Methods: In order to foster collaboration between human and veterinary medicine trainees, a veterinary shadowing program was developed for first-year human medicine students. The impact of the shadowing experience and further opportunities for collaboration between the human medicine and veterinary medicine space were explored in a focus group. The anonymized focus group transcript was analyzed by the research team members for themes to help us understand how students saw connections between human and animal healthcare after engaging in this experience.
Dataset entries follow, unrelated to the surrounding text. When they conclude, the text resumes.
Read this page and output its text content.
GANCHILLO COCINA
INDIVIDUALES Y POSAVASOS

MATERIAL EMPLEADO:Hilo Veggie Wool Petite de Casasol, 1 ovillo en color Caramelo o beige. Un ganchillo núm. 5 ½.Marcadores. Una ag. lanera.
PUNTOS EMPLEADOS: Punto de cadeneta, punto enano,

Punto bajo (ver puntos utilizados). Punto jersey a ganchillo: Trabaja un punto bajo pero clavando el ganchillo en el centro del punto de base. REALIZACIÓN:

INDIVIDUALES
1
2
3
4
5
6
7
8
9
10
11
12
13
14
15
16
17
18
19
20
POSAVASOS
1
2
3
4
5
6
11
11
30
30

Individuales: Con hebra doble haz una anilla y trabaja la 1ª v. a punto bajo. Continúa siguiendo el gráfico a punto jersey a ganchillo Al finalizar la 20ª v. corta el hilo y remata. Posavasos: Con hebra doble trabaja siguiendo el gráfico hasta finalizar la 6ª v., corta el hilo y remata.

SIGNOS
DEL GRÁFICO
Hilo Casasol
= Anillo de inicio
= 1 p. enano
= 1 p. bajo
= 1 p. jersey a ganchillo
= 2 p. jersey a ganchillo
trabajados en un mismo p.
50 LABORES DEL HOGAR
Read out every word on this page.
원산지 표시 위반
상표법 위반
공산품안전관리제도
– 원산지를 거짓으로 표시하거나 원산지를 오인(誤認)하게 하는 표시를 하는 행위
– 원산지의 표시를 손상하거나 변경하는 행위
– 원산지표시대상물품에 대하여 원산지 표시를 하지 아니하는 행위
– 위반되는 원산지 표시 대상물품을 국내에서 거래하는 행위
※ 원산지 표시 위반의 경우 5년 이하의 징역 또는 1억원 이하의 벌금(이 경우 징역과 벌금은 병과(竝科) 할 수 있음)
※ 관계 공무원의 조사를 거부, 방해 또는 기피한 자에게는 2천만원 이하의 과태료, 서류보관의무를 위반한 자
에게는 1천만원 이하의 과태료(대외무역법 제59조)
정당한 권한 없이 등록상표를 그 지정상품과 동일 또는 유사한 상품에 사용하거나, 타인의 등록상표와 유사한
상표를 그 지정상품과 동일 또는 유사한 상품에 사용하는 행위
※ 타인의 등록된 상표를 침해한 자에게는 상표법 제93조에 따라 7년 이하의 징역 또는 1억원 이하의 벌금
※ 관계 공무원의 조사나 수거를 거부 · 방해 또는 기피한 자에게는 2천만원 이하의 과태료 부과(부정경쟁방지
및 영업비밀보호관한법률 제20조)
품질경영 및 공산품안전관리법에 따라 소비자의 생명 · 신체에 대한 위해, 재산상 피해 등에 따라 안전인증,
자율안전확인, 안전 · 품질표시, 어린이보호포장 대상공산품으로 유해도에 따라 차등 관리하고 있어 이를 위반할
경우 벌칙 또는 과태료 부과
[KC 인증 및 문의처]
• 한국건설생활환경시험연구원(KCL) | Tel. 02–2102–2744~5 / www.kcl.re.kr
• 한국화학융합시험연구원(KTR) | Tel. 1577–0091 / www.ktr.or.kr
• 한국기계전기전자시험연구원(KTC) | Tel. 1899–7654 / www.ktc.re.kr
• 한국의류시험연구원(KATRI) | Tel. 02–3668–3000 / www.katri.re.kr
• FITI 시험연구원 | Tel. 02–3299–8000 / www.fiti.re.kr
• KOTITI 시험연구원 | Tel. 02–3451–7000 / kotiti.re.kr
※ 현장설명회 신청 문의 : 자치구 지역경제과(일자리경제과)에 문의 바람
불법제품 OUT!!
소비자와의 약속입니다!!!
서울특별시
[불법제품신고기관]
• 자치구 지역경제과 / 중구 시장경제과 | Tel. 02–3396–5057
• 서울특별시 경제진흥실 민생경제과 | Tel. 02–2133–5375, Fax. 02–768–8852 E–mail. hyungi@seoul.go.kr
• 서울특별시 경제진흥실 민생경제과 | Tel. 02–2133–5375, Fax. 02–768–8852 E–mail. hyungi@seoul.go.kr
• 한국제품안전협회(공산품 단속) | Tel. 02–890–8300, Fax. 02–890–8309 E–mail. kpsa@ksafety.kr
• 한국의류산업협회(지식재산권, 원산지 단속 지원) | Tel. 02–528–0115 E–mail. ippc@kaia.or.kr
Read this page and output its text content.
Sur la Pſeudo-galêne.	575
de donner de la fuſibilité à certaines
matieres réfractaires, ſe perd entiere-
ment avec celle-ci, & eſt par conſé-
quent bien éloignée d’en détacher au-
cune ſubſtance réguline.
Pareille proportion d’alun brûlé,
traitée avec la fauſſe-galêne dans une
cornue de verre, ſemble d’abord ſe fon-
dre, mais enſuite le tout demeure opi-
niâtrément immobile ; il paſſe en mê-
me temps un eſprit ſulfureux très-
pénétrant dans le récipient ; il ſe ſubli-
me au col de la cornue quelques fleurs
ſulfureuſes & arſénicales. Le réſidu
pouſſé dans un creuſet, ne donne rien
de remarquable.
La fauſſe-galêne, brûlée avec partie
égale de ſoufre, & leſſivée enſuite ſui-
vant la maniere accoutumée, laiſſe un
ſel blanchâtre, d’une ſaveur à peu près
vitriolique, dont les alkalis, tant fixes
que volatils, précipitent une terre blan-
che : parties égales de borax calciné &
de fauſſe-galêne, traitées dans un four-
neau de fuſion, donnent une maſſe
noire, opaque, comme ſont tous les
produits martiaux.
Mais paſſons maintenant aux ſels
Results: Themes that emerged from the focus group include: i) opportunities for learning from veterinary colleagues including death and dying, quality of life conversations, approaches to non-verbal patients and second-hand history taking, cost of care discussions, provider safety, and impact of human medications and food on animals and vice versa; ii) interdisciplinary relationships and appreciation including jointly addressing burnout and mental health challenges and finding solutions to debt during training; iii) imposter syndrome and increasing confidence including effects on fostering a growth mindset, being comfortable with not being an expert, and opportunities for repeated and extended physical exam practice, and lastly; iv) joint community engagement programming including collaborative advocacy and leveraging animal health as a tool to improve human health.
Conclusion: As interprofessional programing continues to be implemented across health professional educational spaces, activities that bring human and veterinary medicine trainees together can be developed. This may lay the foundation for improved success in tackling complex One Health issues of the future.
Keywords: collaboration, human medicine, interprofessional, veterinary medicine.